#frame #websocket-server #upgrade #opcode #header #fast-websockets

fastwebsockets-monoio

A fast RFC6455 WebSocket server implementation

1 unstable release

0.4.4 Nov 15, 2024

#101 in WebSocket

41 downloads per month

MIT/Apache

66KB
1K SLoC

Crates.io

Documentation | Benchmarks

fastwebsockets is a fast WebSocket protocol implementation.

Passes the Autobahn|TestSuite1 and fuzzed with LLVM's libfuzzer.

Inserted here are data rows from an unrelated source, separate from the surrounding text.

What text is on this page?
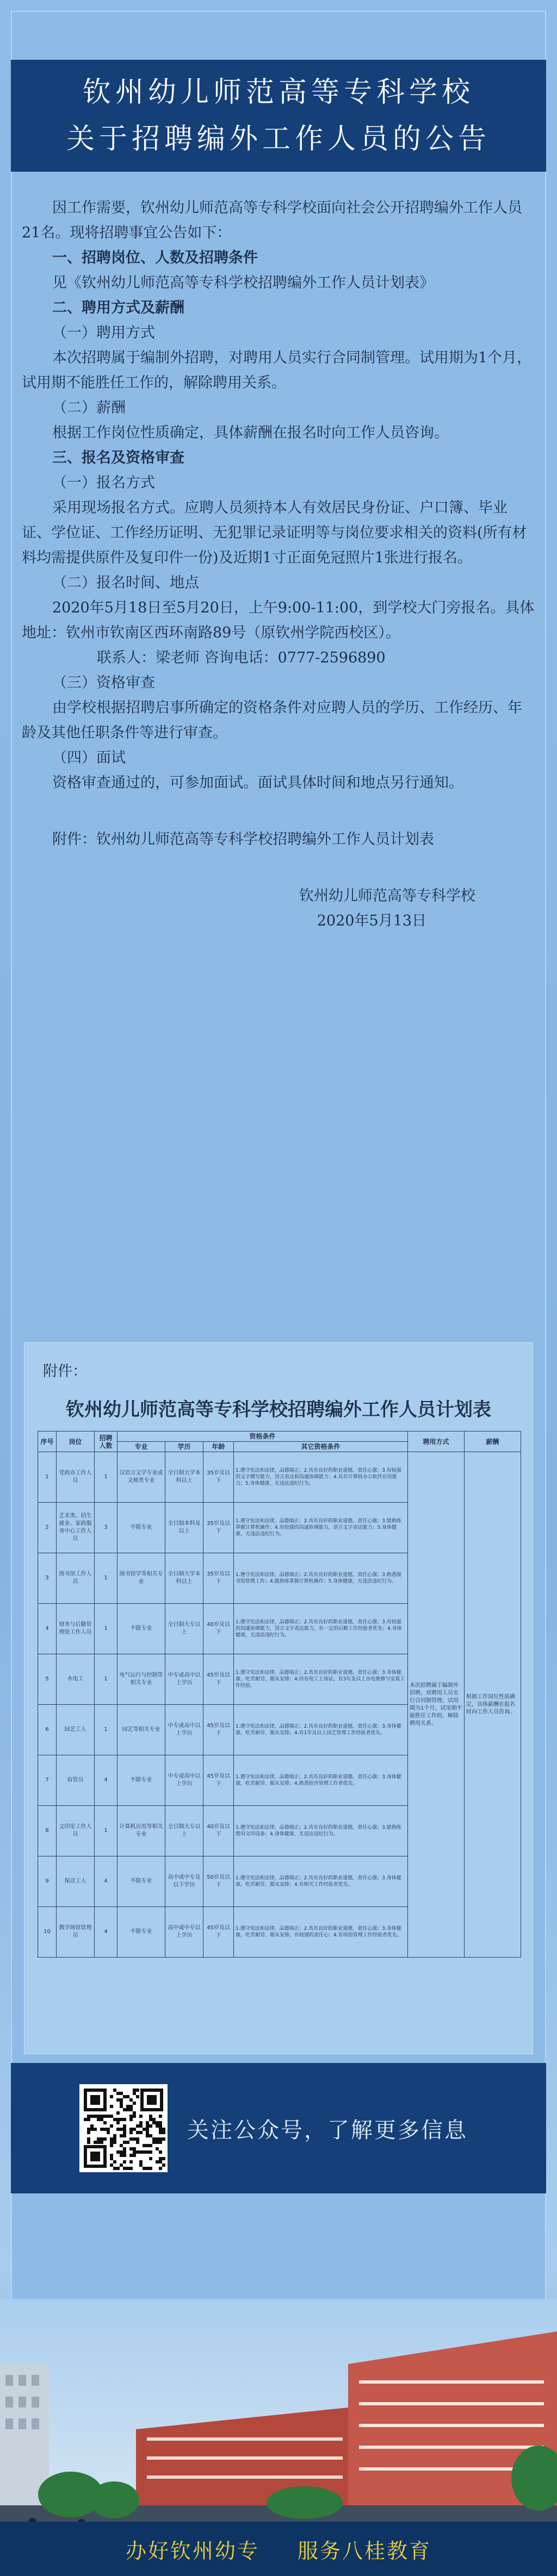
钦州幼儿师范高等专科学校
关于招聘编外工作人员的公告

因工作需要，钦州幼儿师范高等专科学校面向社会公开招聘编外工作人员21名。现将招聘事宜公告如下：

一、招聘岗位、人数及招聘条件

见《钦州幼儿师范高等专科学校招聘编外工作人员计划表》

二、聘用方式及薪酬

（一）聘用方式

本次招聘属于编制外招聘，对聘用人员实行合同制管理。试用期为1个月，试用期不能胜任工作的，解除聘用关系。

（二）薪酬

根据工作岗位性质确定，具体薪酬在报名时向工作人员咨询。

三、报名及资格审查

（一）报名方式

采用现场报名方式。应聘人员须持本人有效居民身份证、户口簿、毕业证、学位证、工作经历证明、无犯罪记录证明等与岗位要求相关的资料(所有材料均需提供原件及复印件一份)及近期1寸正面免冠照片1张进行报名。

（二）报名时间、地点

2020年5月18日至5月20日，上午9:00-11:00，到学校大门旁报名。具体地址：钦州市钦南区西环南路89号（原钦州学院西校区）。

联系人：梁老师 咨询电话：0777-2596890

（三）资格审查

由学校根据招聘启事所确定的资格条件对应聘人员的学历、工作经历、年龄及其他任职条件等进行审查。

（四）面试

资格审查通过的，可参加面试。面试具体时间和地点另行通知。

附件：钦州幼儿师范高等专科学校招聘编外工作人员计划表

钦州幼儿师范高等专科学校

2020年5月13日

附件：
钦州幼儿师范高等专科学校招聘编外工作人员计划表
序号	岗位	招聘人数	资格条件				聘用方式	薪酬
			专业	学历	年龄	其它资格条件		
1	党政办工作人员	1	汉语言文学专业或文秘类专业	全日制大学本科以上	35岁及以下	1.遵守宪法和法律，品德端正；2.具有良好的职业道德，责任心强；3.有较强的文字撰写能力，语言表达和沟通协调能力；4.具有计算机办公软件应用能力；5.身体健康，无违法违纪行为。	本次招聘属于编制外招聘，对聘用人员实行合同制管理，试用期为1个月，试用期不能胜任工作的，解除聘用关系。	根据工作岗位性质确定，具体薪酬在报名时向工作人员咨询。
2	艺术类、招生就业、家政服务中心工作人员	3	不限专业	全日制本科及以上	35岁及以下	1.遵守宪法和法律，品德端正；2.具有良好的职业道德，责任心强；3.能熟练掌握计算机操作；4.有较强的沟通协调能力，语言文字表达能力；5.身体健康，无违法违纪行为。		
3	图书馆工作人员	1	图书馆学等相关专业	全日制大学本科以上	35岁及以下	1.遵守宪法和法律，品德端正；2.具有良好的职业道德，责任心强；3.熟悉图书馆管理工作；4.能熟练掌握计算机操作；5.身体健康，无违法违纪行为。		
4	财务与后勤管理处工作人员	1	不限专业	全日制大专以上	40岁及以下	1.遵守宪法和法律，品德端正；2.具有良好的职业道德，责任心强；3.有较强的沟通协调能力，语言文字表达能力，有一定的后勤工作经验者优先；4.身体健康，无违法违纪行为。		
5	水电工	1	电气运行与控制等相关专业	中专或高中以上学历	45岁及以下	1.遵守宪法和法律，品德端正；2.具有良好的职业道德，责任心强；3.身体健康，吃苦耐劳，服从安排；4.持有电工上岗证，有3年及以上水电维修与安装工作经验。		
6	园艺工人	1	园艺等相关专业	中专或高中以上学历	45岁及以下	1.遵守宪法和法律，品德端正；2.具有良好的职业道德，责任心强；3.身体健康，吃苦耐劳，服从安排；4.有1年及以上园艺管理工作经验者优先。		
7	宿管员	4	不限专业	中专或高中以上学历	45岁及以下	1.遵守宪法和法律，品德端正；2.具有良好的职业道德，责任心强；3.身体健康，吃苦耐劳，服从安排；4.熟悉宿舍管理工作者优先。		
8	文印室工作人员	1	计算机应用等相关专业	全日制大专以上	40岁及以下	1.遵守宪法和法律，品德端正；2.具有良好的职业道德，责任心强；3.能熟练使用文印设备；4.身体健康，无违法违纪行为。		
9	保洁工人	4	不限专业	高中或中专及以下学历	50岁及以下	1.遵守宪法和法律，品德端正；2.具有良好的职业道德，责任心强；3.身体健康，吃苦耐劳，服从安排；4.有相关工作经验者优先。		
10	教学场馆管理员	4	不限专业	高中或中专以上学历	45岁及以下	1.遵守宪法和法律，品德端正；2.具有良好的职业道德，责任心强；3.身体健康，吃苦耐劳，服从安排，有较强的责任心；4.有场馆管理工作经验者优先。		
关注公众号，了解更多信息
办好钦州幼专 服务八桂教育
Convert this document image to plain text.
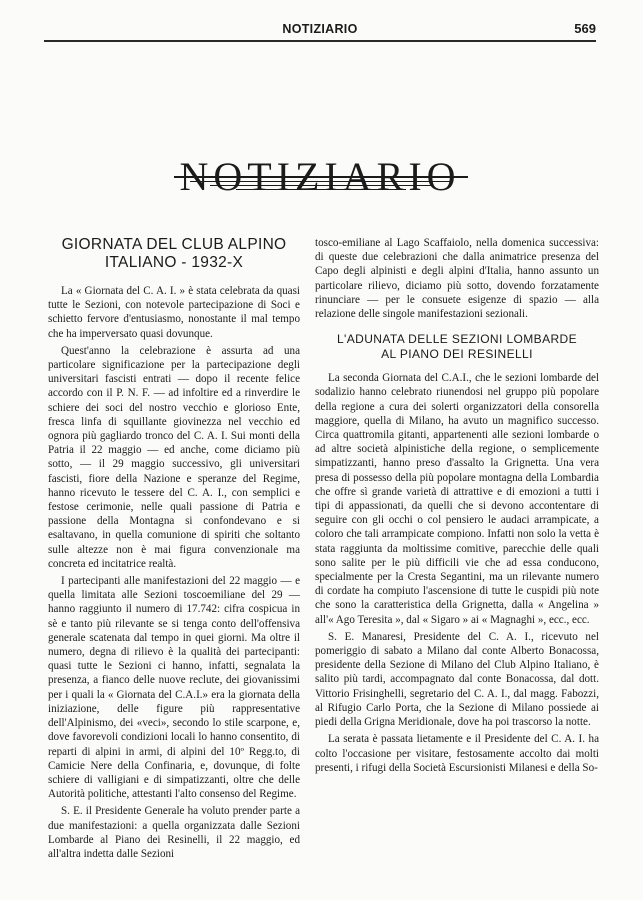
NOTIZIARIO	569
GIORNATA DEL CLUB ALPINO
ITALIANO - 1932-X

La « Giornata del C. A. I. » è stata celebrata da quasi tutte le Sezioni, con notevole partecipazione di Soci e schietto fervore d'entusiasmo, nonostante il mal tempo che ha imperversato quasi dovunque.

Quest'anno la celebrazione è assurta ad una particolare significazione per la partecipazione degli universitari fascisti entrati — dopo il recente felice accordo con il P. N. F. — ad infoltire ed a rinverdire le schiere dei soci del nostro vecchio e glorioso Ente, fresca linfa di squillante giovinezza nel vecchio ed ognora più gagliardo tronco del C. A. I. Sui monti della Patria il 22 maggio — ed anche, come diciamo più sotto, — il 29 maggio successivo, gli universitari fascisti, fiore della Nazione e speranze del Regime, hanno ricevuto le tessere del C. A. I., con semplici e festose cerimonie, nelle quali passione di Patria e passione della Montagna si confondevano e si esaltavano, in quella comunione di spiriti che soltanto sulle altezze non è mai figura convenzionale ma concreta ed incitatrice realtà.

I partecipanti alle manifestazioni del 22 maggio — e quella limitata alle Sezioni toscoemiliane del 29 — hanno raggiunto il numero di 17.742: cifra cospicua in sè e tanto più rilevante se si tenga conto dell'offensiva generale scatenata dal tempo in quei giorni. Ma oltre il numero, degna di rilievo è la qualità dei partecipanti: quasi tutte le Sezioni ci hanno, infatti, segnalata la presenza, a fianco delle nuove reclute, dei giovanissimi per i quali la « Giornata del C.A.I.» era la giornata della iniziazione, delle figure più rappresentative dell'Alpinismo, dei «veci», secondo lo stile scarpone, e, dove favorevoli condizioni locali lo hanno consentito, di reparti di alpini in armi, di alpini del 10º Regg.to, di Camicie Nere della Confinaria, e, dovunque, di folte schiere di valligiani e di simpatizzanti, oltre che delle Autorità politiche, attestanti l'alto consenso del Regime.

S. E. il Presidente Generale ha voluto prender parte a due manifestazioni: a quella organizzata dalle Sezioni Lombarde al Piano dei Resinelli, il 22 maggio, ed all'altra indetta dalle Sezioni

tosco-emiliane al Lago Scaffaiolo, nella domenica successiva: di queste due celebrazioni che dalla animatrice presenza del Capo degli alpinisti e degli alpini d'Italia, hanno assunto un particolare rilievo, diciamo più sotto, dovendo forzatamente rinunciare — per le consuete esigenze di spazio — alla relazione delle singole manifestazioni sezionali.

L'ADUNATA DELLE SEZIONI LOMBARDE
AL PIANO DEI RESINELLI

La seconda Giornata del C.A.I., che le sezioni lombarde del sodalizio hanno celebrato riunendosi nel gruppo più popolare della regione a cura dei solerti organizzatori della consorella maggiore, quella di Milano, ha avuto un magnifico successo. Circa quattromila gitanti, appartenenti alle sezioni lombarde o ad altre società alpinistiche della regione, o semplicemente simpatizzanti, hanno preso d'assalto la Grignetta. Una vera presa di possesso della più popolare montagna della Lombardia che offre sì grande varietà di attrattive e di emozioni a tutti i tipi di appassionati, da quelli che si devono accontentare di seguire con gli occhi o col pensiero le audaci arrampicate, a coloro che tali arrampicate compiono. Infatti non solo la vetta è stata raggiunta da moltissime comitive, parecchie delle quali sono salite per le più difficili vie che ad essa conducono, specialmente per la Cresta Segantini, ma un rilevante numero di cordate ha compiuto l'ascensione di tutte le cuspidi più note che sono la caratteristica della Grignetta, dalla « Angelina » all'« Ago Teresita », dal « Sigaro » ai « Magnaghi », ecc., ecc.

S. E. Manaresi, Presidente del C. A. I., ricevuto nel pomeriggio di sabato a Milano dal conte Alberto Bonacossa, presidente della Sezione di Milano del Club Alpino Italiano, è salito più tardi, accompagnato dal conte Bonacossa, dal dott. Vittorio Frisinghelli, segretario del C. A. I., dal magg. Fabozzi, al Rifugio Carlo Porta, che la Sezione di Milano possiede ai piedi della Grigna Meridionale, dove ha poi trascorso la notte.

La serata è passata lietamente e il Presidente del C. A. I. ha colto l'occasione per visitare, festosamente accolto dai molti presenti, i rifugi della Società Escursionisti Milanesi e della So-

You can use it as a raw websocket frame parser and deal with spec compliance yourself, or you can use it as a full-fledged websocket client/server.

use fastwebsockets::{Frame, OpCode, WebSocket};

async fn handle_client(
  mut socket: TcpStream,
) -> Result<(), WebSocketError> {
  handshake(&mut socket).await?;

  let mut ws = WebSocket::after_handshake(socket);
  ws.set_writev(true);
  ws.set_auto_close(true);
  ws.set_auto_pong(true);

  loop {
    let frame = ws.read_frame().await?;

    match frame {
      OpCode::Close => break,
      OpCode::Text | OpCode::Binary => {
        let frame = Frame::new(true, frame.opcode, None, frame.payload);
        ws.write_frame(frame).await?;
      }
    }
  }

  Ok(())
}

Fragmentation

By default, fastwebsockets will give the application raw frames with FIN set. Other crates like tungstenite which will give you a single message with all the frames concatenated.

For concanated frames, use FragmentCollector:

let mut ws = WebSocket::after_handshake(socket);
let mut ws = FragmentCollector::new(ws);

let incoming = ws.read_frame().await?;
// Always returns full messages
assert!(incoming.fin);

permessage-deflate is not supported yet.

HTTP Upgrade

Enable the upgrade feature to do server-side upgrades and client-side handshakes.

This feature is powered by hyper.

use fastwebsockets::upgrade::upgrade;
use hyper::{Request, Body, Response};
use anyhow::Result;

async fn server_upgrade(
  mut req: Request<Body>,
) -> Result<Response<Body>> {
  let (response, fut) = upgrade::upgrade(&mut req)?;

  tokio::spawn(async move {
    if let Err(e) = handle_client(fut).await {
      eprintln!("Error in websocket connection: {}", e);
    }
  });

  Ok(response)
}

Use the handshake module for client-side handshakes.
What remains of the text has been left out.